The Brian Hafler Lab
Our lab studies cellular mechanisms underlying human retinal diseases. These include age-related macular degeneration (AMD), glaucoma, and stem cell regeneration using machine learning methods such as single-cell transcriptomics, spatial transcriptomics, and single-cell epigenomics. The goal of the research is to identify cellular mechanisms underlying human macular degeneration and glaucoma that can be applied to novel therapies with a focus on neuroinflammation to prevent neuronal death and help preserve vision.
Molecular pathways leading to neurodegeneration in human disease
Age-related macular degeneration and glaucoma are progressive neurodegenerative disease of the retina that affect more than 200 million individuals worldwide and are leading causes of incurable blindness. Despite intense efforts, the cell types and molecular pathways that promote neuroinflammation in AMD remain poorly understood. Our research tackles this problem by combining novel computational tools and machine learning to provide an unparalleled depth of insight into key inflammatory pathways residing in microglia and macroglia. We are implementing an approach that utilizes single nuclei expression data and a new field of machine learning called manifold learning to identify and characterize the rare microglial and macroglial subtypes driving pathology in AMD. This integrative approach offers an advantage over traditional approaches, as it allows data integration of rare cellular populations on a scale that was not previously possible. Leveraging our special access to human tissue with AMD through Yale, this innovative research allows for the comparison of gene signatures of microglia between patients with AMD and healthy individuals, thereby elucidating the mechanism of AMD pathogenesis. This research has high potential, as researchers have yet to find effective interventions for the dry form of AMD beyond nutritional supplements. However, it is also high reward, as it has the potential to transform human health and lay the foundation for novel therapies for AMD that reduce inflammation and prevent blindness in the elderly.

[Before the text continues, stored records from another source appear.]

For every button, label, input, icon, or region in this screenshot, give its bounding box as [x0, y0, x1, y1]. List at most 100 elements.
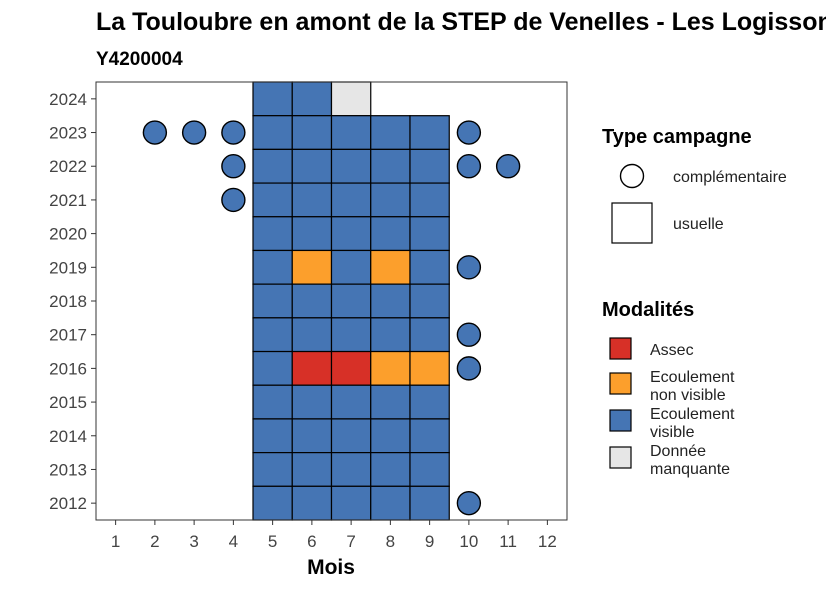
tile-2016-9	[409, 350, 450, 386]
tile-2022-6	[291, 148, 333, 184]
x-tick-label: 8	[386, 532, 395, 551]
tile-layer	[252, 81, 450, 521]
x-tick-label: 5	[268, 532, 277, 551]
tile-2014-5	[252, 418, 293, 454]
y-tick-label: 2015	[49, 393, 87, 412]
tile-2015-7	[330, 384, 372, 420]
y-tick-label: 2018	[49, 292, 87, 311]
legend-key-modalite-0	[609, 337, 632, 360]
tile-2013-8	[370, 452, 411, 487]
tile-2022-9	[409, 148, 450, 184]
y-tick-label: 2021	[49, 191, 87, 210]
point-2022-4	[221, 154, 246, 179]
tile-2013-5	[252, 452, 293, 487]
tile-2022-8	[370, 148, 411, 184]
point-2016-10	[456, 356, 482, 381]
tile-2020-5	[252, 216, 293, 252]
point-2023-4	[221, 120, 246, 145]
tile-2024-6	[291, 81, 333, 117]
tile-2018-5	[252, 283, 293, 319]
tile-2019-9	[409, 249, 450, 285]
tile-2014-7	[330, 418, 372, 454]
x-tick-label: 3	[189, 532, 198, 551]
tile-2013-9	[409, 452, 450, 487]
legend-type-title: Type campagne	[602, 126, 752, 148]
tile-2016-8	[370, 350, 411, 386]
point-2023-2	[142, 120, 168, 145]
tile-2017-6	[291, 317, 333, 353]
y-tick-label: 2013	[49, 460, 87, 479]
legend-key-modalite-2	[609, 409, 632, 432]
tile-2021-8	[370, 182, 411, 218]
tile-2013-6	[291, 452, 333, 487]
legend-key-modalite-3	[609, 446, 632, 469]
y-axis: 2012 2013 2014 2015 2016 2017 2018 2019 2020 2021…	[49, 90, 96, 513]
tile-2024-5	[252, 81, 293, 117]
y-tick-label: 2024	[49, 90, 87, 109]
tile-2015-8	[370, 384, 411, 420]
x-tick-label: 7	[346, 532, 355, 551]
point-2022-11	[495, 154, 521, 179]
x-tick-label: 1	[111, 532, 120, 551]
point-layer	[142, 120, 521, 516]
tile-2019-5	[252, 249, 293, 285]
tile-2023-7	[330, 115, 372, 150]
legend-label-modalite: visible	[650, 424, 695, 441]
tile-2012-7	[330, 485, 372, 521]
x-axis-title: Mois	[307, 556, 355, 579]
point-2017-10	[456, 322, 482, 347]
tile-2012-5	[252, 485, 293, 521]
legend-label-modalite: non visible	[650, 387, 726, 404]
y-tick-label: 2012	[49, 494, 87, 513]
y-tick-label: 2022	[49, 157, 87, 176]
tile-2023-8	[370, 115, 411, 150]
tile-2012-9	[409, 485, 450, 521]
tile-2021-9	[409, 182, 450, 218]
legend-key-complementaire	[619, 163, 645, 189]
tile-2021-5	[252, 182, 293, 218]
y-tick-label: 2014	[49, 427, 87, 446]
legend-label-modalite: Donnée	[650, 443, 706, 460]
tile-2017-5	[252, 317, 293, 353]
tile-2021-6	[291, 182, 333, 218]
legend-label-modalite: manquante	[650, 461, 730, 478]
tile-2018-7	[330, 283, 372, 319]
tile-2015-5	[252, 384, 293, 420]
tile-2017-7	[330, 317, 372, 353]
tile-2018-6	[291, 283, 333, 319]
tile-2023-6	[291, 115, 333, 150]
tile-2020-7	[330, 216, 372, 252]
tile-2013-7	[330, 452, 372, 487]
tile-2019-8	[370, 249, 411, 285]
point-2012-10	[456, 490, 482, 516]
point-2023-10	[456, 120, 482, 145]
x-tick-label: 12	[538, 532, 557, 551]
tile-2020-6	[291, 216, 333, 252]
tile-2022-7	[330, 148, 372, 184]
x-tick-label: 11	[499, 532, 517, 551]
x-axis: 1 2 3 4 5 6 7 8 9 10 11 12	[111, 520, 557, 551]
y-tick-label: 2019	[49, 258, 87, 277]
y-tick-label: 2017	[49, 326, 87, 345]
tile-2015-6	[291, 384, 333, 420]
legend-label-complementaire: complémentaire	[673, 169, 787, 186]
tile-2022-5	[252, 148, 293, 184]
tile-2014-9	[409, 418, 450, 454]
y-tick-label: 2023	[49, 124, 87, 143]
tile-2021-7	[330, 182, 372, 218]
x-tick-label: 4	[229, 532, 238, 551]
legend-label-usuelle: usuelle	[673, 216, 724, 233]
x-tick-label: 9	[425, 532, 434, 551]
legend: Type campagne complémentaire usuelle Modali…	[602, 126, 787, 478]
tile-2016-6	[291, 350, 333, 386]
y-tick-label: 2020	[49, 225, 87, 244]
tile-2023-9	[409, 115, 450, 150]
tile-2017-9	[409, 317, 450, 353]
tile-2018-8	[370, 283, 411, 319]
x-tick-label: 6	[307, 532, 316, 551]
tile-2019-7	[330, 249, 372, 285]
tile-2024-7	[330, 81, 372, 117]
point-2023-3	[181, 120, 207, 145]
x-tick-label: 2	[150, 532, 159, 551]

Our data (Menon et al., 2019 Nature Comm, Mathys et al. 2019 Nature, Kuchroo et al., 2021, bioRxiv) based on single cell analysis of healthy retinas and diseased retinas with macular degeneration and glaucoma indicate that the key inflammatory pathways reside in specialized glial cells known as astrocytes, Muller glia, and microglia. Our novel machine learning pipeline identified neuroinflammatory cytokines that promote disease progression, cause vision loss, and provide a genetic context to target these cell types and signaling pathways as a novel disease therapeutic to prevent vision loss in people suffering from these diseases. Most of our research is performed using human tissue, mouse, and glial cell cultures.
This research is important because it allows the comparison of gene signatures of glia in patients with AMD, glaucoma, and healthy individuals, helping elucidate the mechanism of retinal disease pathogenesis in humans and highlighting novel approaches to prevent permanent neuron loss in the retina and to halt blindness. AMD targets distinct regions of the retina with neuroinflammation with recruitment of immune cells, inflammatory cytokines, and activated, inflamed glial cells. While inflammation perpetuates the degenerative pathology, it has not yet been possible to define the various initial inflammatory insults, as substantial neuronal loss is often present at the time of symptom onset. The presence of multiple pathological processes has obscured understanding of neuroinflammatory onset, providing a major barrier to developing effective therapeutics. Therefore, current treatments for neuroinflammatory disorders are primarily targeting symptoms rather than halting underlying inflammatory processes. Through the use of spatial transcriptomics on human retinal samples and confocal imaging microscopy, we are generating an unbiased characterization that determines glial cell activation states, glial cell molecular signatures, and inflammation in proximity to the lesions in age-related macular degeneration. We are comparing cell types, states, and transitions in age-related macular degeneration. In our initial studies, we successfully applied single cell transcriptomics to profile the human retina as well as multiple neurodegenerative conditions affecting the central nervous system including MS and Alzheimer’s disease. In our research, spatial transcriptomics allows us to generate a map of glia and mechanisms to switch the cell profile from pro- to anti-inflammatory in neurodegeneration.